For myself, I learned SQL back in 2001 and then again in 2008 and I can safely say that I’ve forgotten more about SQL than I currently know. Anything more complex than basic SELECT, INNER JOIN, WHERE and HAVING statements require looking up documentation and references. So the fact that I already “know” SQL is of little help to me when it comes to actually getting things done. It’s presumptuous of me, but I think that a vast number of programmers are in the same boat.

For more complex time series and analytics queries, you almost certainly need to look up WINDOW, stored programs and probably a few other things that I’m forgetting. Pair that up with the fact that SQL’s syntax doesn’t look like any other language and frequently looks like Yoda querying data and you’ve got something with a real learning curve even if you’ve already been introduced to it. Unless you’re writing queries on a regular basis, the syntax will probably require documentation lookups.

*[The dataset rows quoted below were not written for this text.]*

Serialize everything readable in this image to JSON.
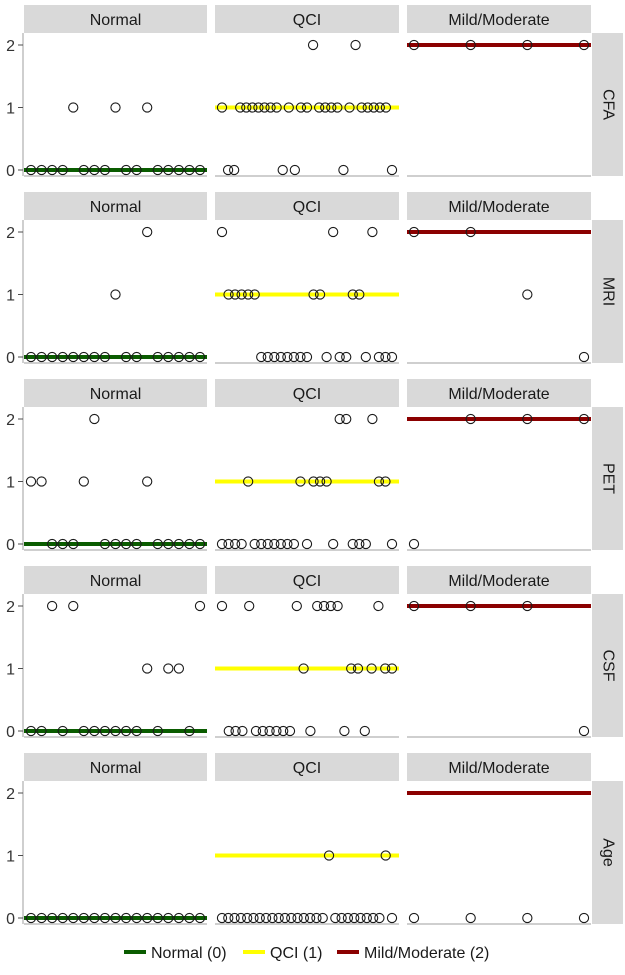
{
  "chart_data": {
    "type": "scatter",
    "columns": [
      "Normal",
      "QCI",
      "Mild/Moderate"
    ],
    "rows": [
      "CFA",
      "MRI",
      "PET",
      "CSF",
      "Age"
    ],
    "y_ticks": [
      "0",
      "1",
      "2"
    ],
    "ylim": [
      0,
      2
    ],
    "grid": false,
    "legend_position": "bottom",
    "legend": [
      {
        "label": "Normal (0)",
        "color": "#0a5c00",
        "value": 0
      },
      {
        "label": "QCI (1)",
        "color": "#ffff00",
        "value": 1
      },
      {
        "label": "Mild/Moderate (2)",
        "color": "#8b0000",
        "value": 2
      }
    ],
    "panels": [
      {
        "row": "CFA",
        "column": "Normal",
        "truth_line": 0,
        "points": [
          [
            1,
            0
          ],
          [
            2,
            0
          ],
          [
            3,
            0
          ],
          [
            4,
            0
          ],
          [
            5,
            1
          ],
          [
            6,
            0
          ],
          [
            7,
            0
          ],
          [
            8,
            0
          ],
          [
            9,
            1
          ],
          [
            10,
            0
          ],
          [
            11,
            0
          ],
          [
            12,
            1
          ],
          [
            13,
            0
          ],
          [
            14,
            0
          ],
          [
            15,
            0
          ],
          [
            16,
            0
          ],
          [
            17,
            0
          ]
        ]
      },
      {
        "row": "CFA",
        "column": "QCI",
        "truth_line": 1,
        "points": [
          [
            1,
            1
          ],
          [
            2,
            0
          ],
          [
            3,
            0
          ],
          [
            4,
            1
          ],
          [
            5,
            1
          ],
          [
            6,
            1
          ],
          [
            7,
            1
          ],
          [
            8,
            1
          ],
          [
            9,
            1
          ],
          [
            10,
            1
          ],
          [
            11,
            0
          ],
          [
            12,
            1
          ],
          [
            13,
            0
          ],
          [
            14,
            1
          ],
          [
            15,
            1
          ],
          [
            16,
            2
          ],
          [
            17,
            1
          ],
          [
            18,
            1
          ],
          [
            19,
            1
          ],
          [
            20,
            1
          ],
          [
            21,
            0
          ],
          [
            22,
            1
          ],
          [
            23,
            2
          ],
          [
            24,
            1
          ],
          [
            25,
            1
          ],
          [
            26,
            1
          ],
          [
            27,
            1
          ],
          [
            28,
            1
          ],
          [
            29,
            0
          ]
        ]
      },
      {
        "row": "CFA",
        "column": "Mild/Moderate",
        "truth_line": 2,
        "points": [
          [
            1,
            2
          ],
          [
            2,
            2
          ],
          [
            3,
            2
          ],
          [
            4,
            2
          ]
        ]
      },
      {
        "row": "MRI",
        "column": "Normal",
        "truth_line": 0,
        "points": [
          [
            1,
            0
          ],
          [
            2,
            0
          ],
          [
            3,
            0
          ],
          [
            4,
            0
          ],
          [
            5,
            0
          ],
          [
            6,
            0
          ],
          [
            7,
            0
          ],
          [
            8,
            0
          ],
          [
            9,
            1
          ],
          [
            10,
            0
          ],
          [
            11,
            0
          ],
          [
            12,
            2
          ],
          [
            13,
            0
          ],
          [
            14,
            0
          ],
          [
            15,
            0
          ],
          [
            16,
            0
          ],
          [
            17,
            0
          ]
        ]
      },
      {
        "row": "MRI",
        "column": "QCI",
        "truth_line": 1,
        "points": [
          [
            1,
            2
          ],
          [
            2,
            1
          ],
          [
            3,
            1
          ],
          [
            4,
            1
          ],
          [
            5,
            1
          ],
          [
            6,
            1
          ],
          [
            7,
            0
          ],
          [
            8,
            0
          ],
          [
            9,
            0
          ],
          [
            10,
            0
          ],
          [
            11,
            0
          ],
          [
            12,
            0
          ],
          [
            13,
            0
          ],
          [
            14,
            0
          ],
          [
            15,
            1
          ],
          [
            16,
            1
          ],
          [
            17,
            0
          ],
          [
            18,
            2
          ],
          [
            19,
            0
          ],
          [
            20,
            0
          ],
          [
            21,
            1
          ],
          [
            22,
            1
          ],
          [
            23,
            0
          ],
          [
            24,
            2
          ],
          [
            25,
            0
          ],
          [
            26,
            0
          ],
          [
            27,
            0
          ]
        ]
      },
      {
        "row": "MRI",
        "column": "Mild/Moderate",
        "truth_line": 2,
        "points": [
          [
            1,
            2
          ],
          [
            2,
            2
          ],
          [
            3,
            1
          ],
          [
            4,
            0
          ]
        ]
      },
      {
        "row": "PET",
        "column": "Normal",
        "truth_line": 0,
        "points": [
          [
            1,
            1
          ],
          [
            2,
            1
          ],
          [
            3,
            0
          ],
          [
            4,
            0
          ],
          [
            5,
            0
          ],
          [
            6,
            1
          ],
          [
            7,
            2
          ],
          [
            8,
            0
          ],
          [
            9,
            0
          ],
          [
            10,
            0
          ],
          [
            11,
            0
          ],
          [
            12,
            1
          ],
          [
            13,
            0
          ],
          [
            14,
            0
          ],
          [
            15,
            0
          ],
          [
            16,
            0
          ],
          [
            17,
            0
          ]
        ]
      },
      {
        "row": "PET",
        "column": "QCI",
        "truth_line": 1,
        "points": [
          [
            1,
            0
          ],
          [
            2,
            0
          ],
          [
            3,
            0
          ],
          [
            4,
            0
          ],
          [
            5,
            1
          ],
          [
            6,
            0
          ],
          [
            7,
            0
          ],
          [
            8,
            0
          ],
          [
            9,
            0
          ],
          [
            10,
            0
          ],
          [
            11,
            0
          ],
          [
            12,
            0
          ],
          [
            13,
            1
          ],
          [
            14,
            0
          ],
          [
            15,
            1
          ],
          [
            16,
            1
          ],
          [
            17,
            1
          ],
          [
            18,
            0
          ],
          [
            19,
            2
          ],
          [
            20,
            2
          ],
          [
            21,
            0
          ],
          [
            22,
            0
          ],
          [
            23,
            0
          ],
          [
            24,
            2
          ],
          [
            25,
            1
          ],
          [
            26,
            1
          ],
          [
            27,
            0
          ]
        ]
      },
      {
        "row": "PET",
        "column": "Mild/Moderate",
        "truth_line": 2,
        "points": [
          [
            1,
            0
          ],
          [
            2,
            2
          ],
          [
            3,
            2
          ],
          [
            4,
            2
          ]
        ]
      },
      {
        "row": "CSF",
        "column": "Normal",
        "truth_line": 0,
        "points": [
          [
            1,
            0
          ],
          [
            2,
            0
          ],
          [
            3,
            2
          ],
          [
            4,
            0
          ],
          [
            5,
            2
          ],
          [
            6,
            0
          ],
          [
            7,
            0
          ],
          [
            8,
            0
          ],
          [
            9,
            0
          ],
          [
            10,
            0
          ],
          [
            11,
            0
          ],
          [
            12,
            1
          ],
          [
            13,
            0
          ],
          [
            14,
            1
          ],
          [
            15,
            1
          ],
          [
            16,
            0
          ],
          [
            17,
            2
          ]
        ]
      },
      {
        "row": "CSF",
        "column": "QCI",
        "truth_line": 1,
        "points": [
          [
            1,
            2
          ],
          [
            2,
            0
          ],
          [
            3,
            0
          ],
          [
            4,
            0
          ],
          [
            5,
            2
          ],
          [
            6,
            0
          ],
          [
            7,
            0
          ],
          [
            8,
            0
          ],
          [
            9,
            0
          ],
          [
            10,
            0
          ],
          [
            11,
            0
          ],
          [
            12,
            2
          ],
          [
            13,
            1
          ],
          [
            14,
            0
          ],
          [
            15,
            2
          ],
          [
            16,
            2
          ],
          [
            17,
            2
          ],
          [
            18,
            2
          ],
          [
            19,
            0
          ],
          [
            20,
            1
          ],
          [
            21,
            1
          ],
          [
            22,
            0
          ],
          [
            23,
            1
          ],
          [
            24,
            2
          ],
          [
            25,
            1
          ],
          [
            26,
            1
          ]
        ]
      },
      {
        "row": "CSF",
        "column": "Mild/Moderate",
        "truth_line": 2,
        "points": [
          [
            1,
            2
          ],
          [
            2,
            2
          ],
          [
            3,
            2
          ],
          [
            4,
            0
          ]
        ]
      },
      {
        "row": "Age",
        "column": "Normal",
        "truth_line": 0,
        "points": [
          [
            1,
            0
          ],
          [
            2,
            0
          ],
          [
            3,
            0
          ],
          [
            4,
            0
          ],
          [
            5,
            0
          ],
          [
            6,
            0
          ],
          [
            7,
            0
          ],
          [
            8,
            0
          ],
          [
            9,
            0
          ],
          [
            10,
            0
          ],
          [
            11,
            0
          ],
          [
            12,
            0
          ],
          [
            13,
            0
          ],
          [
            14,
            0
          ],
          [
            15,
            0
          ],
          [
            16,
            0
          ],
          [
            17,
            0
          ]
        ]
      },
      {
        "row": "Age",
        "column": "QCI",
        "truth_line": 1,
        "points": [
          [
            1,
            0
          ],
          [
            2,
            0
          ],
          [
            3,
            0
          ],
          [
            4,
            0
          ],
          [
            5,
            0
          ],
          [
            6,
            0
          ],
          [
            7,
            0
          ],
          [
            8,
            0
          ],
          [
            9,
            0
          ],
          [
            10,
            0
          ],
          [
            11,
            0
          ],
          [
            12,
            0
          ],
          [
            13,
            0
          ],
          [
            14,
            0
          ],
          [
            15,
            0
          ],
          [
            16,
            0
          ],
          [
            17,
            0
          ],
          [
            18,
            1
          ],
          [
            19,
            0
          ],
          [
            20,
            0
          ],
          [
            21,
            0
          ],
          [
            22,
            0
          ],
          [
            23,
            0
          ],
          [
            24,
            0
          ],
          [
            25,
            0
          ],
          [
            26,
            0
          ],
          [
            27,
            1
          ],
          [
            28,
            0
          ]
        ]
      },
      {
        "row": "Age",
        "column": "Mild/Moderate",
        "truth_line": 2,
        "points": [
          [
            1,
            0
          ],
          [
            2,
            0
          ],
          [
            3,
            0
          ],
          [
            4,
            0
          ]
        ]
      }
    ]
  }
}
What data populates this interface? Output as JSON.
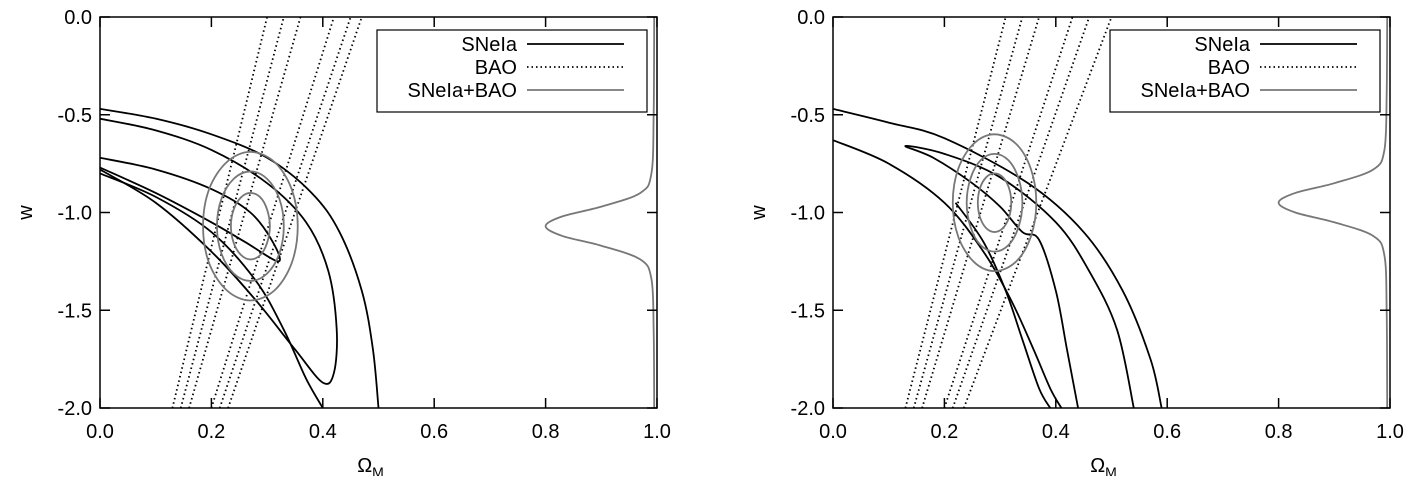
{
  "chart_data": [
    {
      "type": "contour",
      "x_label": "Ω",
      "x_label_sub": "M",
      "y_label": "w",
      "xlim": [
        0,
        1
      ],
      "ylim": [
        -2,
        0
      ],
      "xticks": [
        {
          "value": 0,
          "label": "0.0"
        },
        0.2,
        0.4,
        0.6,
        0.8,
        {
          "value": 1,
          "label": "1.0"
        }
      ],
      "yticks": [
        {
          "value": 0,
          "label": "0.0"
        },
        -0.5,
        {
          "value": -1,
          "label": "-1.0"
        },
        -1.5,
        {
          "value": -2,
          "label": "-2.0"
        }
      ],
      "legend": "upper right",
      "series": [
        {
          "name": "SNeIa",
          "color": "#000000",
          "dash": "solid",
          "contours": [
            {
              "x": [
                0,
                0.1,
                0.2,
                0.3,
                0.38,
                0.43,
                0.47,
                0.49,
                0.5,
                null,
                0,
                0.1,
                0.2,
                0.28,
                0.33,
                0.37,
                0.4
              ],
              "y": [
                -0.47,
                -0.52,
                -0.6,
                -0.72,
                -0.9,
                -1.1,
                -1.4,
                -1.7,
                -2.0,
                null,
                -0.8,
                -0.92,
                -1.1,
                -1.35,
                -1.6,
                -1.85,
                -2.0
              ]
            },
            {
              "x": [
                0,
                0.1,
                0.2,
                0.3,
                0.37,
                0.41,
                0.425,
                0.42,
                0.4,
                0.35,
                0.28,
                0.2,
                0.1,
                0
              ],
              "y": [
                -0.52,
                -0.58,
                -0.68,
                -0.85,
                -1.05,
                -1.3,
                -1.6,
                -1.82,
                -1.87,
                -1.7,
                -1.45,
                -1.2,
                -0.95,
                -0.78
              ]
            },
            {
              "x": [
                0,
                0.1,
                0.2,
                0.27,
                0.31,
                0.32,
                0.26,
                0.2,
                0.1,
                0
              ],
              "y": [
                -0.72,
                -0.78,
                -0.88,
                -1.0,
                -1.15,
                -1.25,
                -1.15,
                -1.05,
                -0.9,
                -0.77
              ]
            }
          ]
        },
        {
          "name": "BAO",
          "color": "#000000",
          "dash": "dotted",
          "contours": [
            {
              "x": [
                0.16,
                0.36,
                null,
                0.2,
                0.42
              ],
              "y": [
                -2.0,
                0.0,
                null,
                -2.0,
                0.0
              ]
            },
            {
              "x": [
                0.145,
                0.33,
                null,
                0.215,
                0.45
              ],
              "y": [
                -2.0,
                0.0,
                null,
                -2.0,
                0.0
              ]
            },
            {
              "x": [
                0.13,
                0.3,
                null,
                0.23,
                0.47
              ],
              "y": [
                -2.0,
                0.0,
                null,
                -2.0,
                0.0
              ]
            }
          ]
        },
        {
          "name": "SNeIa+BAO",
          "color": "#777777",
          "dash": "solid",
          "closed": true,
          "contours": [
            {
              "x": [
                0.305,
                0.3,
                0.288,
                0.27,
                0.253,
                0.24,
                0.235,
                0.24,
                0.253,
                0.27,
                0.288,
                0.3
              ],
              "y": [
                -1.07,
                -0.985,
                -0.923,
                -0.9,
                -0.923,
                -0.985,
                -1.07,
                -1.155,
                -1.217,
                -1.24,
                -1.217,
                -1.155
              ]
            },
            {
              "x": [
                0.33,
                0.322,
                0.3,
                0.27,
                0.24,
                0.218,
                0.21,
                0.218,
                0.24,
                0.27,
                0.3,
                0.322
              ],
              "y": [
                -1.07,
                -0.93,
                -0.828,
                -0.79,
                -0.828,
                -0.93,
                -1.07,
                -1.21,
                -1.312,
                -1.35,
                -1.312,
                -1.21
              ]
            },
            {
              "x": [
                0.355,
                0.344,
                0.313,
                0.27,
                0.228,
                0.196,
                0.185,
                0.196,
                0.228,
                0.27,
                0.313,
                0.344
              ],
              "y": [
                -1.07,
                -0.88,
                -0.741,
                -0.69,
                -0.741,
                -0.88,
                -1.07,
                -1.26,
                -1.399,
                -1.45,
                -1.399,
                -1.26
              ]
            }
          ],
          "profile": {
            "x": [
              0.995,
              0.994,
              0.99,
              0.97,
              0.9,
              0.83,
              0.8,
              0.83,
              0.9,
              0.97,
              0.99,
              0.994,
              0.995
            ],
            "y": [
              0,
              -0.5,
              -0.8,
              -0.9,
              -0.97,
              -1.02,
              -1.07,
              -1.12,
              -1.17,
              -1.24,
              -1.34,
              -1.6,
              -2.0
            ]
          }
        }
      ]
    },
    {
      "type": "contour",
      "x_label": "Ω",
      "x_label_sub": "M",
      "y_label": "w",
      "xlim": [
        0,
        1
      ],
      "ylim": [
        -2,
        0
      ],
      "xticks": [
        {
          "value": 0,
          "label": "0.0"
        },
        0.2,
        0.4,
        0.6,
        0.8,
        {
          "value": 1,
          "label": "1.0"
        }
      ],
      "yticks": [
        {
          "value": 0,
          "label": "0.0"
        },
        -0.5,
        {
          "value": -1,
          "label": "-1.0"
        },
        -1.5,
        {
          "value": -2,
          "label": "-2.0"
        }
      ],
      "legend": "upper right",
      "series": [
        {
          "name": "SNeIa",
          "color": "#000000",
          "dash": "solid",
          "contours": [
            {
              "x": [
                0,
                0.1,
                0.2,
                0.35,
                0.45,
                0.52,
                0.57,
                0.59,
                null,
                0,
                0.1,
                0.2,
                0.27,
                0.32,
                0.36,
                0.39,
                0.41
              ],
              "y": [
                -0.47,
                -0.54,
                -0.62,
                -0.85,
                -1.1,
                -1.4,
                -1.75,
                -2.0,
                null,
                -0.63,
                -0.75,
                -0.95,
                -1.2,
                -1.45,
                -1.7,
                -1.9,
                -2.0
              ]
            },
            {
              "x": [
                0.54,
                0.51,
                0.46,
                0.4,
                0.3,
                0.2,
                0.13,
                0.18,
                0.25,
                0.3,
                0.34,
                0.37,
                0.4,
                0.42,
                0.44
              ],
              "y": [
                -2.0,
                -1.6,
                -1.3,
                -1.05,
                -0.82,
                -0.7,
                -0.66,
                -0.72,
                -0.85,
                -0.97,
                -1.1,
                -1.14,
                -1.4,
                -1.7,
                -2.0
              ]
            },
            {
              "x": [
                0.22,
                0.27,
                0.31,
                0.34,
                0.37,
                0.39
              ],
              "y": [
                -0.95,
                -1.15,
                -1.4,
                -1.65,
                -1.9,
                -2.0
              ]
            }
          ]
        },
        {
          "name": "BAO",
          "color": "#000000",
          "dash": "dotted",
          "contours": [
            {
              "x": [
                0.16,
                0.37,
                null,
                0.2,
                0.43
              ],
              "y": [
                -2.0,
                0.0,
                null,
                -2.0,
                0.0
              ]
            },
            {
              "x": [
                0.145,
                0.34,
                null,
                0.215,
                0.46
              ],
              "y": [
                -2.0,
                0.0,
                null,
                -2.0,
                0.0
              ]
            },
            {
              "x": [
                0.13,
                0.31,
                null,
                0.235,
                0.5
              ],
              "y": [
                -2.0,
                0.0,
                null,
                -2.0,
                0.0
              ]
            }
          ]
        },
        {
          "name": "SNeIa+BAO",
          "color": "#777777",
          "dash": "solid",
          "closed": true,
          "contours": [
            {
              "x": [
                0.32,
                0.316,
                0.305,
                0.29,
                0.275,
                0.264,
                0.26,
                0.264,
                0.275,
                0.29,
                0.305,
                0.316
              ],
              "y": [
                -0.95,
                -0.875,
                -0.82,
                -0.8,
                -0.82,
                -0.875,
                -0.95,
                -1.025,
                -1.08,
                -1.1,
                -1.08,
                -1.025
              ]
            },
            {
              "x": [
                0.34,
                0.333,
                0.315,
                0.29,
                0.265,
                0.247,
                0.24,
                0.247,
                0.265,
                0.29,
                0.315,
                0.333
              ],
              "y": [
                -0.95,
                -0.825,
                -0.733,
                -0.7,
                -0.733,
                -0.825,
                -0.95,
                -1.075,
                -1.167,
                -1.2,
                -1.167,
                -1.075
              ]
            },
            {
              "x": [
                0.365,
                0.355,
                0.328,
                0.29,
                0.253,
                0.225,
                0.215,
                0.225,
                0.253,
                0.29,
                0.328,
                0.355
              ],
              "y": [
                -0.95,
                -0.775,
                -0.647,
                -0.6,
                -0.647,
                -0.775,
                -0.95,
                -1.125,
                -1.253,
                -1.3,
                -1.253,
                -1.125
              ]
            }
          ],
          "profile": {
            "x": [
              0.995,
              0.994,
              0.99,
              0.97,
              0.9,
              0.83,
              0.8,
              0.83,
              0.9,
              0.97,
              0.99,
              0.994,
              0.995
            ],
            "y": [
              0,
              -0.4,
              -0.68,
              -0.78,
              -0.85,
              -0.9,
              -0.95,
              -1.0,
              -1.05,
              -1.12,
              -1.22,
              -1.5,
              -2.0
            ]
          }
        }
      ]
    }
  ]
}
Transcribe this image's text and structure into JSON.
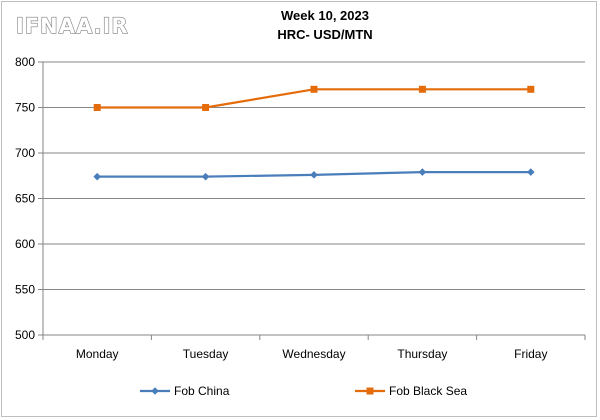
{
  "brand": {
    "logo_text": "IFNAA.IR"
  },
  "chart_data": {
    "type": "line",
    "title": "Week 10, 2023",
    "subtitle": "HRC- USD/MTN",
    "xlabel": "",
    "ylabel": "",
    "categories": [
      "Monday",
      "Tuesday",
      "Wednesday",
      "Thursday",
      "Friday"
    ],
    "ylim": [
      500,
      800
    ],
    "yticks": [
      500,
      550,
      600,
      650,
      700,
      750,
      800
    ],
    "grid": true,
    "legend_position": "bottom",
    "series": [
      {
        "name": "Fob China",
        "values": [
          674,
          674,
          676,
          679,
          679
        ],
        "color": "#4a7ebb",
        "marker": "diamond"
      },
      {
        "name": "Fob Black Sea",
        "values": [
          750,
          750,
          770,
          770,
          770
        ],
        "color": "#e46c0a",
        "marker": "square"
      }
    ]
  }
}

One of our goals with Flux is that should be readable and understandable even for newcomers to the language. We want developers to have as little cognitive load as possible when working with the language itself so they can spend their mental effort thinking about what they want to do with data. Making the language look like many other popular languages was a specific design goal. We’ve already been iterating out in the open, but we’re always interested in hearing more feedback.

We’ll be releasing early builds of Flux that are more suitable for everyone’s use in the next few months. We’ll include it in the open source release of InfluxDB 1.7, an alpha of InfluxDB 2.0, and a separate flux executable that can be run like the Ruby or Python interpreters. In the meantime, you can see Flux specific issues, the Flux language spec, more of our motivations in building Flux, or the Flux talk I gave at InfluxDays London in June.